Flat out: I would not be the artist or human being I am without Frank Zappa. I was maybe ten years old when FREAK OUT, his first album (and the first double-disk in rock history), invaded my ears. From the opening mockingly-primitive rock of “Hungry Freaks, Daddy” to the mind-bending avant-garde mania of “Help, I’m a Rock” and “Return of the Son of Monster Magnet”, I was jaw-dropped every speck of the way. Couldn’t believe how hard he was subverting the normal shit I was hearing, while introducing me to sonic soundscapes I was both totally unprepared for and utterly understood.

Because his message was: you live in a world that doesn’t want you to think. The more you think – the more deeply you examine what’s actually happening, with an open mind so open it threatens to shatter in the process – the more you’ll come to realize that UTTER BULLSHIT IS RUNNING THE WORLD. That people who don’t give a shit about you have decided you’re either a tool or a problem. If you’re a good tool, you will do what they say, for however much or little money they can get away with. And they will entertain you with whatever entertainments help keep you in line, AND YOU’LL BUY IT, as long as doing so keeps a roof over your head.

But if you’re not a good tool, then you’re a problem. Best ignored. And only crushed as needed.

Frank was an outsider freak who refused to be ignored. So outside that he mocked both the Establishment AND the hippie hordes, who he found equally clueless. He was an equal-opportunity impaler of bullshit, wherever he saw it. And somewhere between those 60-plus albums and a shit-ton of stunning live performances, he managed to both support his art and family and keep pushing forward, forward, forward. Never stopping till he died.
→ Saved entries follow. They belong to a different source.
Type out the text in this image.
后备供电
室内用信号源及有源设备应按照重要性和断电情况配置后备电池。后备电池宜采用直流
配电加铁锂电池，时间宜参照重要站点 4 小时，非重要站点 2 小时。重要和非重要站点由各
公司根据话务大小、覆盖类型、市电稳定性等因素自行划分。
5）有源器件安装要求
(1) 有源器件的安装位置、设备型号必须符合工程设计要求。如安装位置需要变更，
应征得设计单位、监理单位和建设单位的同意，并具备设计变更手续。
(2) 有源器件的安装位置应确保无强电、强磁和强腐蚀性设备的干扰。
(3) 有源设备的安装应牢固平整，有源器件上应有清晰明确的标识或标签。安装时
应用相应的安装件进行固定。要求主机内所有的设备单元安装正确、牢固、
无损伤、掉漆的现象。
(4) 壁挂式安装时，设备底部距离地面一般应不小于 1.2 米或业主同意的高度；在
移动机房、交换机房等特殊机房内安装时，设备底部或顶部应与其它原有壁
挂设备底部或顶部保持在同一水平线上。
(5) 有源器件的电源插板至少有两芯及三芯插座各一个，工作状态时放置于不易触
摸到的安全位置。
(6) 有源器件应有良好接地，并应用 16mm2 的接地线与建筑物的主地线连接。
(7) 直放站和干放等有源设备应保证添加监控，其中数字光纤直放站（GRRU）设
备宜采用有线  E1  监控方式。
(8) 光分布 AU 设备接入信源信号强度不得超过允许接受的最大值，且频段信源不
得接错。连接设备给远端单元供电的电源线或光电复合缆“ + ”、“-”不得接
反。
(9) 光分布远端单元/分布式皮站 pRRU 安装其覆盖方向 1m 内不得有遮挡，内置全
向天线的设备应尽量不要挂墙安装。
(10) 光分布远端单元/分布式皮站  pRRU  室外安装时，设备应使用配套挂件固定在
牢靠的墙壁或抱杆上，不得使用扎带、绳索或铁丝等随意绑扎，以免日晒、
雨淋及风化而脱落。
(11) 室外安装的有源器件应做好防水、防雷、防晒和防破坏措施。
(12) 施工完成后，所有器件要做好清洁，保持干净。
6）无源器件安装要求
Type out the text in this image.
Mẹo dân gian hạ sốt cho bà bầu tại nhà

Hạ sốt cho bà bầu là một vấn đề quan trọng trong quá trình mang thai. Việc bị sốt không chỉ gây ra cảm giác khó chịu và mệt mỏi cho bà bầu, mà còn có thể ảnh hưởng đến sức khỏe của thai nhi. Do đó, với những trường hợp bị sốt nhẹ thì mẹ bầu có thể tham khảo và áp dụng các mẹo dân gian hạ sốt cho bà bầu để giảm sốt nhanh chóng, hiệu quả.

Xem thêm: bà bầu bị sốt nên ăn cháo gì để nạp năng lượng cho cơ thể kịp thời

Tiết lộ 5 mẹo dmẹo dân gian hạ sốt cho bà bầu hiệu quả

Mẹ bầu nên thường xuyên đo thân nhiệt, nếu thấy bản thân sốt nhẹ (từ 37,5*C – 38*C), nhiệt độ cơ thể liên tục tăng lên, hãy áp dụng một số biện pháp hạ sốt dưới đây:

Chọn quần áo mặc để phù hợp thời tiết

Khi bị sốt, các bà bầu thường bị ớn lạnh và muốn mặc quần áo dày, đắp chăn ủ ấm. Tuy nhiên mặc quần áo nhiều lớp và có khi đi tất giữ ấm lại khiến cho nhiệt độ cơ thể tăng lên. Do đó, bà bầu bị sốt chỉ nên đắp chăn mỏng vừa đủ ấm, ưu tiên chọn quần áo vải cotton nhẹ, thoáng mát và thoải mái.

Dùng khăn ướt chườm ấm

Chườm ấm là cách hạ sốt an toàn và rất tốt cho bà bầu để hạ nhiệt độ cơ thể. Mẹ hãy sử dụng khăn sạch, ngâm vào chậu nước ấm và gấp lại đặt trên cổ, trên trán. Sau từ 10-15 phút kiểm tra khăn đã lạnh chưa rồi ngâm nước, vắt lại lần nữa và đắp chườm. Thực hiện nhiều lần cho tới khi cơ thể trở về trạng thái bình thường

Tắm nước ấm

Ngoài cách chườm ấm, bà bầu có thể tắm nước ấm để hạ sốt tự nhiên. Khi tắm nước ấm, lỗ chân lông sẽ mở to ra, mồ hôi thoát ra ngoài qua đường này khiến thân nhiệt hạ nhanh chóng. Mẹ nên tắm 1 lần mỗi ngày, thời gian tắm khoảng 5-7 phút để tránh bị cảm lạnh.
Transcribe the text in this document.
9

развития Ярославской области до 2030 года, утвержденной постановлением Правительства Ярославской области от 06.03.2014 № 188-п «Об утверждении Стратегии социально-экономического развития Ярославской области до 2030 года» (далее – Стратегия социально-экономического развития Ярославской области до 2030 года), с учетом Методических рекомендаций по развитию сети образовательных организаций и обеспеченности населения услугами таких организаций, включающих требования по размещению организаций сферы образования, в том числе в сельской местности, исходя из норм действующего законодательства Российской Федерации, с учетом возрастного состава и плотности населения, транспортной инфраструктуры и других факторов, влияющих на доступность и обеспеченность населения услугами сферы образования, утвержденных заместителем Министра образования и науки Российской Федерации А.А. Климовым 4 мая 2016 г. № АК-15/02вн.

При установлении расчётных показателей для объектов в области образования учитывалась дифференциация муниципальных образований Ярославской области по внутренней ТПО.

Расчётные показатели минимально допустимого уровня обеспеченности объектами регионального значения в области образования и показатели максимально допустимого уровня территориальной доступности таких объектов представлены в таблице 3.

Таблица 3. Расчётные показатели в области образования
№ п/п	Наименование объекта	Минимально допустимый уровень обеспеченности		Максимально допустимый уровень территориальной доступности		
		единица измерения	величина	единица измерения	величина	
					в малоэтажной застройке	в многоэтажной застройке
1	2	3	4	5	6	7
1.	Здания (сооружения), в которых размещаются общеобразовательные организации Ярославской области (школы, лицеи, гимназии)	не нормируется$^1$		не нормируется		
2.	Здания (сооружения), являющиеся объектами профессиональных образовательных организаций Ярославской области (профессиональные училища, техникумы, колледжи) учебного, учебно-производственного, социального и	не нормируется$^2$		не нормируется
I fucking love that guy. Can’t believe how many people he helped along the way, both as band members who launched amazing careers and as simple fucking fans like myself. Who grew up going, “I wanna be like that, when I grow up.”

I could go on and on. About how much I wish he were still here, to comment on THIS century’s clusterfuck. About how I can’t believe I outlived him, both in years and lifespan. About every song and composition he left behind, most of which I can sing along with note-for-note and insanely-syncopated beat-for-beat. Because they’re so burned into my memory I remember them better than the last meal I just ate.

If we forget Frank Zappa, we’re forgetting a huge part of the secret history of the entire late 20th century. I refuse to die accepting that possibility.

There has never been a more Bizarro motherfucker, declaring all boundaries open, or leaving a harder mark on the hindbrain of creative evolution, pushing forward.

THANKS, FRANK!!! Every Fungasm from here to eternity has your ruthlessly joyful and cunning grin etched large upon it, whether they know it or not.

Ever since, all I ever wanted was to live and die like that.

Or, at least, get as close as I can.